Keystone-classic: User Login/Logout System (not for Admin UI)

Created on 6 Nov 2015 · 8Comments · Source: keystonejs/keystone-classic

I figure this would be the right place to post this...I looked around and the Keystone community is rather small.

I am new to Keystone, but not to Node or MVC structure. Does Keystone support a user account system, with session management (for the site, not just Admin UI)?
How I intend to set it up:

Custom User model
User controller
Connect Login methods/pages with app.get statements in Routes/index.js
Middleware functions like 'RequireLogin" (ex. only users could see this page)
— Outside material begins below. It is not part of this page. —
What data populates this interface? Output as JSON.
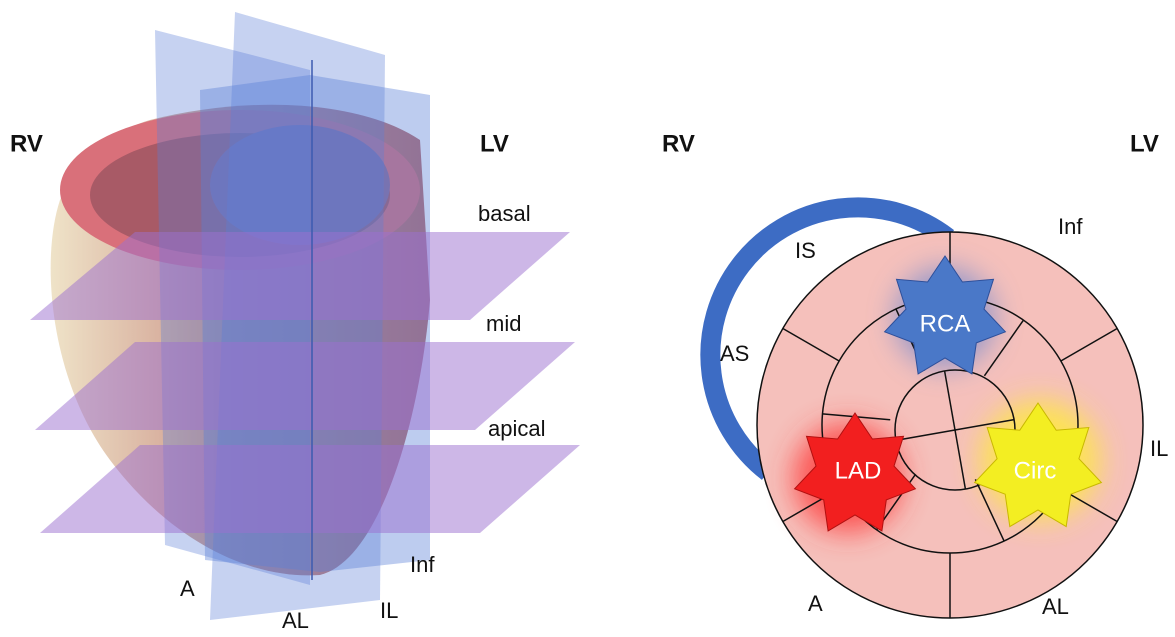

My first problem: can I add a salt attribute of type "Buffer" to the user model? I'd be using Crypto functions like PBKDF2 to derive keys. Would I even need to do that?
Model: http://pastebin.com/2zVLkLxV

And my second problem, is that I don't understand the setup of Keystone controllers. Attached, for example, is the User (well, it's called "Account") controller I have in my current project. You can see that I use CSurf tokens to manage things. How would this look as a controller in routes/views?
Controller: http://pastebin.com/H8T8rVsG
Thanks in advance for anyone that took the time to look at this.

Source

Milhau5

All 8 comments

It's certainly something that many would find useful. There's probably a way to make it work with the same account management stuff we have for the adminUI.

morenoh149 on 9 Nov 2015

Well I've been plugging away at it for the past two days, and I'll link to what I have. Quick reminder, what I want to do:

Have users register, then login/logout
They go to a members only page
Members can post on a bulletin board of sorts
There is session-based authentication for users

User model: https://github.com/Milhau5/dreamspace/blob/master/models/User.js
This only has a findByUsername function added, the rest I planned seemed unnecessary in Keystone

"Controller" (has session auth methods): https://github.com/Milhau5/dreamspace/blob/master/routes/api/session-auth.js
Inspired by this link right here: https://gist.github.com/JedWatson/f88b60e9d6b33b6c47c4

Routes/index.js: https://github.com/Milhau5/dreamspace/blob/master/routes/index.js
What I tried to do:

import routes/api
add api endpoints for signing in before protected routes
Attach middleware to some pages. In a previous project I could do "app.get('/link', middleware.function, controller.model.method). Adding a middleware function in the middle of that statement just crashed my site here.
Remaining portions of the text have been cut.